Was ist eine Rechnungsadresse? – Aufklärung

Es ist ganz normal, dass Menschen etwas bestellen. Ob das nun online oder in einem Ladengeschäft oder beim Lieferanten um die Ecke ist, spielt für das Procedere rund um die Rechnungsstellung dabei keine Rolle. Wer etwas bestellt, muss mindestens eine – manchmal aber sogar zwei Adressen angeben, das hängt ganz davon ab, wo die bestellte Ware hin soll.

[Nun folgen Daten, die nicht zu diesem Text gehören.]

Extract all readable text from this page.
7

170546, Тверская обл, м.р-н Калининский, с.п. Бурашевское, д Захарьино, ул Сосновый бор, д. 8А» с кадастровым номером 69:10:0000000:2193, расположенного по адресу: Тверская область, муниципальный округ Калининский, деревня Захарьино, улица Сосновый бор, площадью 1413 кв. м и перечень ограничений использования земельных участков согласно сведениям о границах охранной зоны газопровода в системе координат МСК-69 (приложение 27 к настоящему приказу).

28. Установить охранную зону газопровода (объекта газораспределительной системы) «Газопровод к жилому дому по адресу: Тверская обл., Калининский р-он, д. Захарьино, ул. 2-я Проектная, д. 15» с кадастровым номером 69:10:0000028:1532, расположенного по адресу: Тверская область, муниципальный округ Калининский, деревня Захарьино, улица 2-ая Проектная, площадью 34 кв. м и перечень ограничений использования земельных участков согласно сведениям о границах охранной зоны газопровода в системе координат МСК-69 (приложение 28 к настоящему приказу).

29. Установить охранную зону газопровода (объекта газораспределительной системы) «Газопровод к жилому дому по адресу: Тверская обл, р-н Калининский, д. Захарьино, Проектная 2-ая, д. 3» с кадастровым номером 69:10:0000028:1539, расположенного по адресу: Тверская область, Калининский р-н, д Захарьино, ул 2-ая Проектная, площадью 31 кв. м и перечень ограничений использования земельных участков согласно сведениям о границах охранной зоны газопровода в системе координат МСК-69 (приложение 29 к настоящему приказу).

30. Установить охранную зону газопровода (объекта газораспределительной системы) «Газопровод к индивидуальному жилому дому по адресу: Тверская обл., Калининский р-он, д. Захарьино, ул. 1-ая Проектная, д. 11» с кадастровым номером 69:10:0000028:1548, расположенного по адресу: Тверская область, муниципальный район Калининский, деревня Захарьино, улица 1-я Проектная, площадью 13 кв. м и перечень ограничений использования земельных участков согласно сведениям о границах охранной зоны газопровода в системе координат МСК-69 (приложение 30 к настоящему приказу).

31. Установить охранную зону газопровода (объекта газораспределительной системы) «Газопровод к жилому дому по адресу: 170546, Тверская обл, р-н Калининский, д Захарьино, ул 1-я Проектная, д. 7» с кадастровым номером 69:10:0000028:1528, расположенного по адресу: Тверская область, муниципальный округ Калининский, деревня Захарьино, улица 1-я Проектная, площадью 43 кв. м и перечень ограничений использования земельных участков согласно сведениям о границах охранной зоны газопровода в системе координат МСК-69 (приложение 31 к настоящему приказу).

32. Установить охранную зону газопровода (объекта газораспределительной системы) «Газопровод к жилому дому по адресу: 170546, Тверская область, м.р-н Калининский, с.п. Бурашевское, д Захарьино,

Wann benötigt man eine Rechnungsadresse?

Es gibt die Variante, dass man etwas nur für sich selbst kauft und sich das Bestellte auch nach Hause liefern lässt. Die Rechnungsadresse ist dann identisch mit der Lieferadresse. Es könnte aber auch sein, dass man quasi nie zu Hause ist und sich alles, was man so im Netz bestellt, grundsätzlich ins Büro liefern lässt. Dann ist so, dass die Liefer- von der Rechnungsadresse abweicht. Die Rechnungsadresse muss immer jene Adresse sein, die der Person „gehört“, die diese auch begleichen muss.

Wer darf eine Rechnungsadresse angeben?

Es spielt also keine Rolle, ob ich jemandem etwas als Geschenk schicke und am Ende ist es dem Auftragnehmer auch egal, wo er seine Ware abliefert. Die Rechnungsadresse allerdings muss die gemeldete Adresse der Person sein, die die Bestellung rechtskräftig abgeschlossen bzw. den Auftrag erteilt hat. Und an jene Adresse wird dann auch immer die Rechnung geschickt bzw. sie wird auf diese Adresse ausgestellt – auch wenn sie zunächst der Lieferung beiliegt, die anderswo ankommt.

Vor allem für ein eventuelles Mahnverfahren spielt die Rechnungsadresse eine Rolle. Die Lieferadresse ist hierfür nicht relevant.